Please be extremely careful with the interactive command as an incorrect request can cause problems with the scheduler.
Graphs and monitoring:
Feedback is important to determine how well your job is running. On the head node you may use the a100cores command to determine where your job is running and also which GPU instance it is utilizing
The HPC dashboard displays the GPU utilization percentage. The dashboard is updated once every minute.
There are graphs available which update once every minute.
Who may apply for access to this partition?
Groups from the Science and Engineering faculties contributed heavily to the cost of this resource. Members of these groups are granted access to resources proportional to their contribution, these levels being set by a committee of system owners.
ICTS contributed to the cost of several of the cards and has ‘donated’ these instances to the general pool of researchers free of charge. However this pool is limited in the type and number of instances available, the wall time as well as the number of jobs that can be queued at any one time.
Will more servers like these be purchased?

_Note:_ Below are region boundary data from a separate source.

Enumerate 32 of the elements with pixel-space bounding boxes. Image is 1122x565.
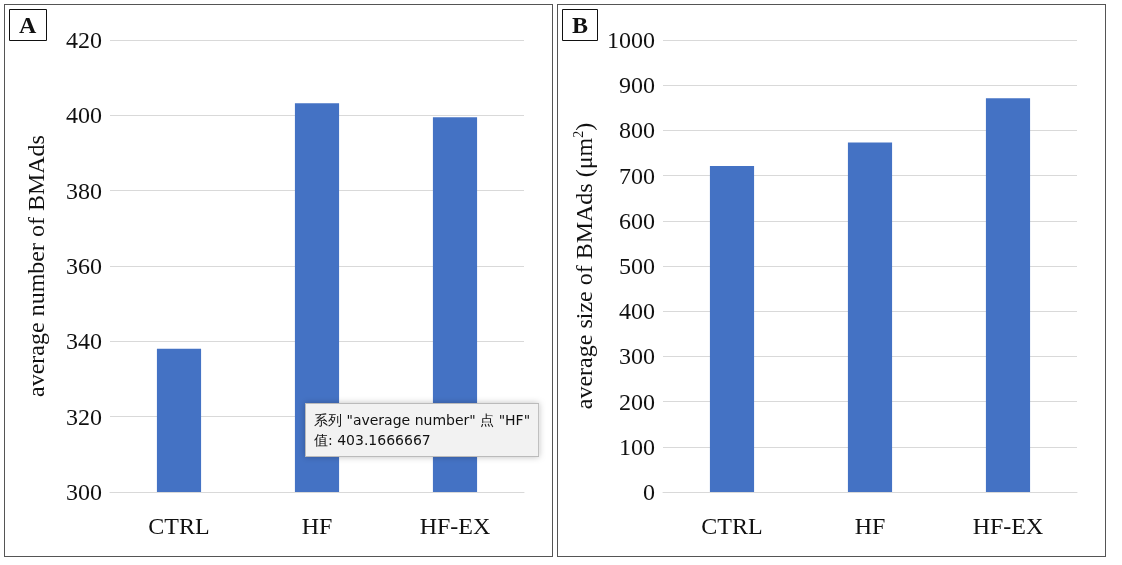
- bar: [847, 142, 893, 492]
- y-tick-label: 800: [619, 117, 655, 144]
- y-axis-title: average size of BMAds (μm2): [570, 122, 598, 410]
- y-tick-label: 380: [66, 177, 102, 204]
- y-tick-label: 0: [643, 479, 655, 505]
- annotation: 系列 "average number" 点 "HF" 值: 403.1666667: [314, 412, 531, 448]
- y-tick-label: 900: [619, 72, 655, 99]
- y-tick-label: 600: [619, 207, 655, 234]
- y-tick-label: 200: [619, 388, 655, 415]
- y-tick-label: 400: [66, 102, 102, 129]
- y-tick-label: 340: [66, 328, 102, 355]
- x-tick-label: HF-EX: [972, 513, 1044, 539]
- y-tick-label: 1000: [607, 27, 655, 53]
- bar: [709, 166, 755, 492]
- y-axis-title: average number of BMAds: [23, 135, 49, 397]
- x-tick-label: CTRL: [148, 513, 210, 539]
- bar: [985, 98, 1031, 492]
- y-tick-label: 300: [66, 479, 102, 505]
- x-tick-label: HF-EX: [419, 513, 491, 539]
- y-tick-label: 700: [619, 162, 655, 189]
- y-tick-label: 500: [619, 253, 655, 279]
- y-tick-label: 100: [619, 433, 655, 460]
- chart-title: A: [19, 12, 37, 38]
- y-tick-label: 400: [619, 298, 655, 325]
- x-tick-label: CTRL: [701, 513, 763, 539]
- chart-title: B: [572, 12, 589, 38]
- y-tick-label: 360: [66, 253, 102, 279]
- y-tick-label: 300: [619, 343, 655, 370]
- x-tick-label: HF: [301, 513, 333, 539]
- x-tick-label: HF: [854, 513, 886, 539]
- y-tick-label: 420: [66, 27, 102, 53]
- y-tick-label: 320: [66, 403, 102, 430]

The cost of one of these servers is approximately R1.4 million, understandably higher than the average research group can afford. We would strongly encourage research groups to pool their resources in order to share the cost of these servers\cards. The money would then be transferred to ICTS who would purchase the server. The servers are housed in the UCT data center and are administered by the HPC staff who are also responsible for any repairs or replacements that may be required. HPC staff members can also facilitate the discussions around purchase and resource sharing.